Majority Number
Question
Given an array of integers, the majority number is the number that occurs more than half of the size of the array. Find it.
Example
Given [1, 1, 1, 1, 2, 2, 2], return 1
Challenge
O(n) time and O(1) extra space
Analysis
最直观的想法就是,建立HashMap,记录list中的每一个integer元素的个数,如果大于1/2 list长度,即可返回。
进一步分析发现,其实并不需要记录所有的integer元素的个数,可以只记录当前最多的那一个majority。这种方法也称为 wikipedia: Boyer–Moore majority vote algorithm
The Boyer-Moore Vote Algorithm solves the majority vote problem in linear time O(n) and logarithmic space O(log n)

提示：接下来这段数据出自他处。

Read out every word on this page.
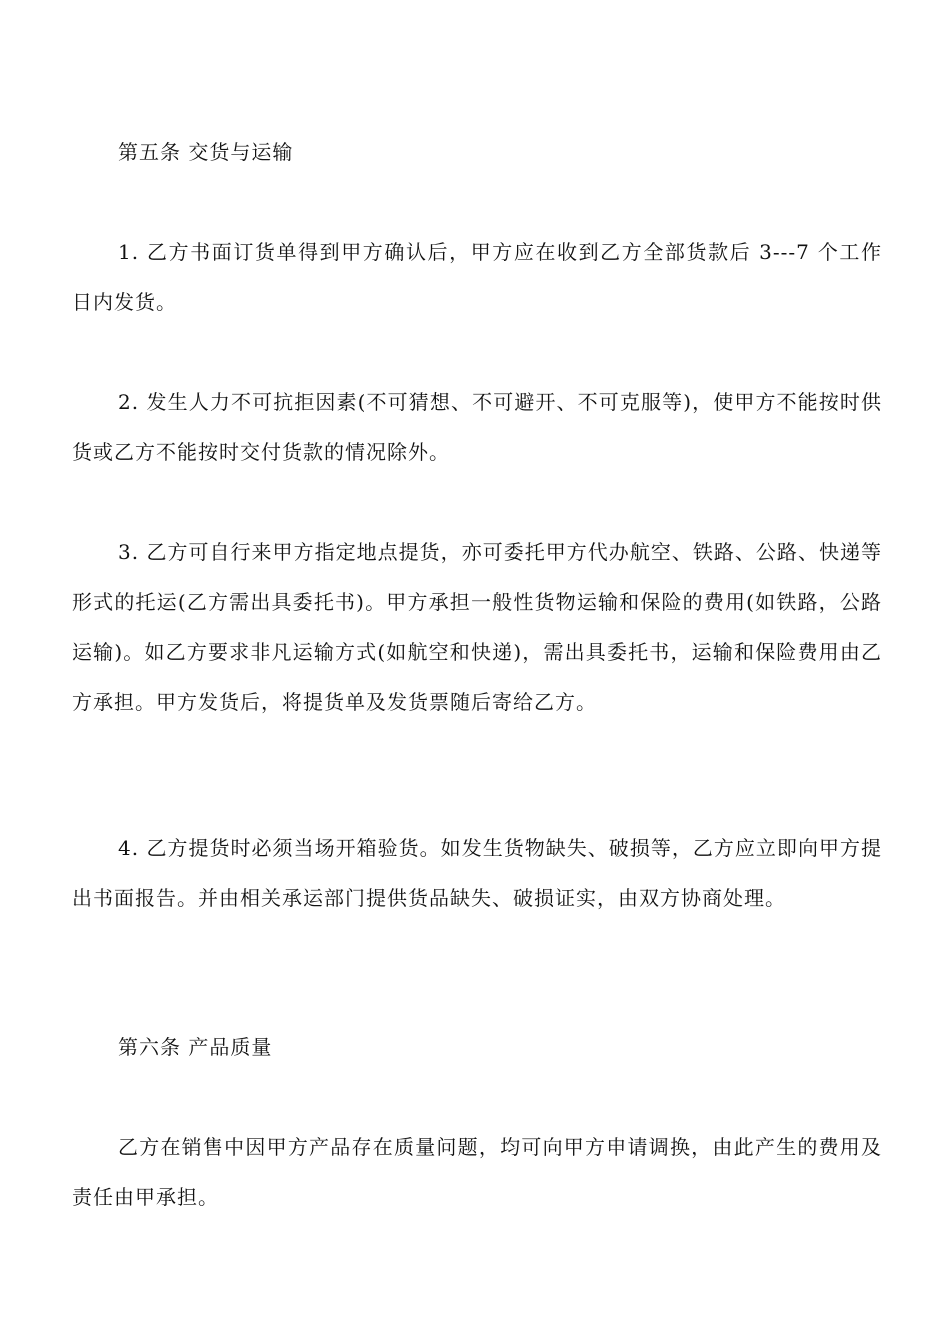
第五条 交货与运输
1. 乙方书面订货单得到甲方确认后，甲方应在收到乙方全部货款后 3---7 个工作日内发货。
2. 发生人力不可抗拒因素(不可猜想、不可避开、不可克服等)，使甲方不能按时供货或乙方不能按时交付货款的情况除外。
3. 乙方可自行来甲方指定地点提货，亦可委托甲方代办航空、铁路、公路、快递等形式的托运(乙方需出具委托书)。甲方承担一般性货物运输和保险的费用(如铁路，公路运输)。如乙方要求非凡运输方式(如航空和快递)，需出具委托书，运输和保险费用由乙方承担。甲方发货后，将提货单及发货票随后寄给乙方。
4. 乙方提货时必须当场开箱验货。如发生货物缺失、破损等，乙方应立即向甲方提出书面报告。并由相关承运部门提供货品缺失、破损证实，由双方协商处理。
第六条 产品质量
乙方在销售中因甲方产品存在质量问题，均可向甲方申请调换，由此产生的费用及责任由甲承担。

As we sweep we maintain a pair consisting of a current candidate and a counter. Initially, the current candidate is unknown and the counter is 0.
When we move the pointer forward over an element e:
If the counter is 0, we set the current candidate to e and we set the counter to 1.
If the counter is not 0, we increment or decrement the counter according to whether e is the current candidate.
When we are done, the current candidate is the majority element, if there is a majority.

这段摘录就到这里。